09/16/2013 | by

As I grudgingly pushed a shopping cart through the school supplies aisle at my local big-box, dodging glitter pens and One Direction-covered folders, I felt a wave of sadness rush over me. No, it wasn’t because we hadn’t even gotten to the clothes shopping yet. I was feeling a strong sense of loss, like something was coming to an end. Then I realized I was getting the same feeling I used to get when summer ended and it was back-to-school time.
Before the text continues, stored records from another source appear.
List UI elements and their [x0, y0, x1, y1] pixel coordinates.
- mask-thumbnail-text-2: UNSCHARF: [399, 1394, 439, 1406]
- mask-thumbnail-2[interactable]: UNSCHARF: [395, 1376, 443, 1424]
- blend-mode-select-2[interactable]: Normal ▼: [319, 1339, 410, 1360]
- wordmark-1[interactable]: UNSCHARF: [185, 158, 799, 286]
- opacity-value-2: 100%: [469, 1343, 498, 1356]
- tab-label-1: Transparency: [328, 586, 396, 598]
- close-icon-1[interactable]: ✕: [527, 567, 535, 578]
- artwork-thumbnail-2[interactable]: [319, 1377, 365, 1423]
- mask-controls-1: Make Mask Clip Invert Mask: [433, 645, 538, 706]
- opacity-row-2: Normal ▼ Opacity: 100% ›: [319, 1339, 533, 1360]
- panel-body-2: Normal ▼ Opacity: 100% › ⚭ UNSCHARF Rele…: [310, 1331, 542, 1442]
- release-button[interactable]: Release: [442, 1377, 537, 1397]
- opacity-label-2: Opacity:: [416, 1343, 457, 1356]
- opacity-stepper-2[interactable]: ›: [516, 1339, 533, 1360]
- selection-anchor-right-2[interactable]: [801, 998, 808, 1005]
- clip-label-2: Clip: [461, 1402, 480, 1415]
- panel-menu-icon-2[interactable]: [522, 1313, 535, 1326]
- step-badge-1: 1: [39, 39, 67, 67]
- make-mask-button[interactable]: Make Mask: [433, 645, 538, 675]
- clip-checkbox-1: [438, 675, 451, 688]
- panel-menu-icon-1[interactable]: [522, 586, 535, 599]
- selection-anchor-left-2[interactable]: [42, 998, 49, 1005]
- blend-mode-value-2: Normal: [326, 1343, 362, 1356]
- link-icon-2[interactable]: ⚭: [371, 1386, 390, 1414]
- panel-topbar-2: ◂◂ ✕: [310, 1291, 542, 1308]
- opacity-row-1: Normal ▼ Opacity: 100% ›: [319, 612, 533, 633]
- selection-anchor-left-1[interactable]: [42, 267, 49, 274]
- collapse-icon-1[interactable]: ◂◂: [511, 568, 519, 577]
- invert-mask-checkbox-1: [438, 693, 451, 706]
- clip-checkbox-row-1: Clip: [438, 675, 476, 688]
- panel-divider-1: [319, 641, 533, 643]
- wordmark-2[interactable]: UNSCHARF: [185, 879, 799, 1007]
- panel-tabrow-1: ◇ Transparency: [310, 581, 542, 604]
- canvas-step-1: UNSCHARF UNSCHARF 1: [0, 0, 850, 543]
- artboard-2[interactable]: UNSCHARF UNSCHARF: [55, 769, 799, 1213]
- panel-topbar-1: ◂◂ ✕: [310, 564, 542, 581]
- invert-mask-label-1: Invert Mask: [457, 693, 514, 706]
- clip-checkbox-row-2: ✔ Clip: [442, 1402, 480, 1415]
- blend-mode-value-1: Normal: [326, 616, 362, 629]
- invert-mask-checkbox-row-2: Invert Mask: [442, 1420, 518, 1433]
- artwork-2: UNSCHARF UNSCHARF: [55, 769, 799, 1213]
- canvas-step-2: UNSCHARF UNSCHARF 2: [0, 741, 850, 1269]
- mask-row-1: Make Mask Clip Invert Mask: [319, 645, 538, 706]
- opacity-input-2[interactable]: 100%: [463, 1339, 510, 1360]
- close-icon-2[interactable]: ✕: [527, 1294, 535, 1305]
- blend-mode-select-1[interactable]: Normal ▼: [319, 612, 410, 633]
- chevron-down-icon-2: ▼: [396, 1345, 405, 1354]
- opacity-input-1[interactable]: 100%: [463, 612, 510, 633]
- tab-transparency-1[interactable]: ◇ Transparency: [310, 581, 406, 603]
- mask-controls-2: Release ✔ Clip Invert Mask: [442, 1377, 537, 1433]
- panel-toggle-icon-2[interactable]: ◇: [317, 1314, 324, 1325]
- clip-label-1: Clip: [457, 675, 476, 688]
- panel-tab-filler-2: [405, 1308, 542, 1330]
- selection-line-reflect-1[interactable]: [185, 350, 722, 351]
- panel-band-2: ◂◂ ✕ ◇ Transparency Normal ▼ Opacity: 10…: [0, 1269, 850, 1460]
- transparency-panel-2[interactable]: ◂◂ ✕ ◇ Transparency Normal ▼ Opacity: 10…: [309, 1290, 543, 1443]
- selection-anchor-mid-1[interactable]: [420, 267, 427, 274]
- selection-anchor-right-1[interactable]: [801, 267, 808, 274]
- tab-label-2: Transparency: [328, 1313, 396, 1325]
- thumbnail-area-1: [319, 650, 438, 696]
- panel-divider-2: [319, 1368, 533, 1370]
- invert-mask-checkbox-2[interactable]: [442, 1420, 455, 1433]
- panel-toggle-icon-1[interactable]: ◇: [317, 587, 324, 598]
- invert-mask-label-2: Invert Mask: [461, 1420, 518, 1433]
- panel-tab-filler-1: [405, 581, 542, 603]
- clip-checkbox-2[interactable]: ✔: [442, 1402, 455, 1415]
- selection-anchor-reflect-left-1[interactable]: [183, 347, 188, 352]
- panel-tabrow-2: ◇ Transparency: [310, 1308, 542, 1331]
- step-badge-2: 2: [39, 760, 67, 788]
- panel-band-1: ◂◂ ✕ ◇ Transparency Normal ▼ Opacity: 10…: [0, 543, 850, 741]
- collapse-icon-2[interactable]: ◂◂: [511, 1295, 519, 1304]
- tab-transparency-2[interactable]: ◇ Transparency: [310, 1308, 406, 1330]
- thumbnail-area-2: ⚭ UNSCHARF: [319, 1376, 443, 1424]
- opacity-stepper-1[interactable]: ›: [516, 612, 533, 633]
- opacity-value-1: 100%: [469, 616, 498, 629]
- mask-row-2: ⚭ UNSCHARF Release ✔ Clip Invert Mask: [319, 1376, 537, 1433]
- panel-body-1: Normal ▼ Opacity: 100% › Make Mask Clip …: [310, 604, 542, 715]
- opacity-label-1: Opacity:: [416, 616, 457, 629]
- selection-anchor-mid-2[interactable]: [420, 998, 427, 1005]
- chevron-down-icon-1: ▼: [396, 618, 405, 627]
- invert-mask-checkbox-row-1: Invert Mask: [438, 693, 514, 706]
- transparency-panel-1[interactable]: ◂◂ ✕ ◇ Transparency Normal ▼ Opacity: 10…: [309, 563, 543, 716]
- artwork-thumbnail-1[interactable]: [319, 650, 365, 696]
But why? For most working adults, summer may be a time when the dress code gets more casual and the workload lightens, but it is no longer the multiple months of “no more pencils, no more books.” Even if we do take a week or two of vacation in the summer, it is almost always accompanied by a laptop or smart phone. I remember once in the summer after fourth grade, I saw my teacher (my first grade teacher, mind you) at the local fair and ran the other way for fear of being reminded of school.

Investing in a foreign market can also cause angst and discomfort.

It is all about patterned behavior. From the time we pull ourselves from our mother’s hips and step into kindergarten, we become conditioned to anticipate the accomplishment, release and freedom that the end of the school year and start of summer signifies. So, even long after we have stopped having to decide if we want a red or green backpack that year, the start of the school year still has a subconscious change in mood and attitude associated with it.

Of course, part of the reason we fall into patterns is that they provide a level of structure and comfort to our journey on this whirling ball of gas we call home. Things seem out of whack when our known patterns are disrupted. Like when you go to buy your kid’s Halloween costume and you have to walk past the Christmas tree display first.

Investing in a foreign market can also cause angst and discomfort. That is why the REIT approach to real estate investment has become such a favored model around the world. Investors may not know the emerging retail markets in Shanghai or trends in office vacancy rates in Amsterdam, but they can obtain a level of comfort in the superior management and disciplined strategies most global REITs provide.

REITs have become a global brand, and, as this issue of the magazine shows, they are having a positive impact on the commercial real estate landscape and investor patterns in markets across the world. And they are doing it all without the aid of a No. 2 pencil or glue stick.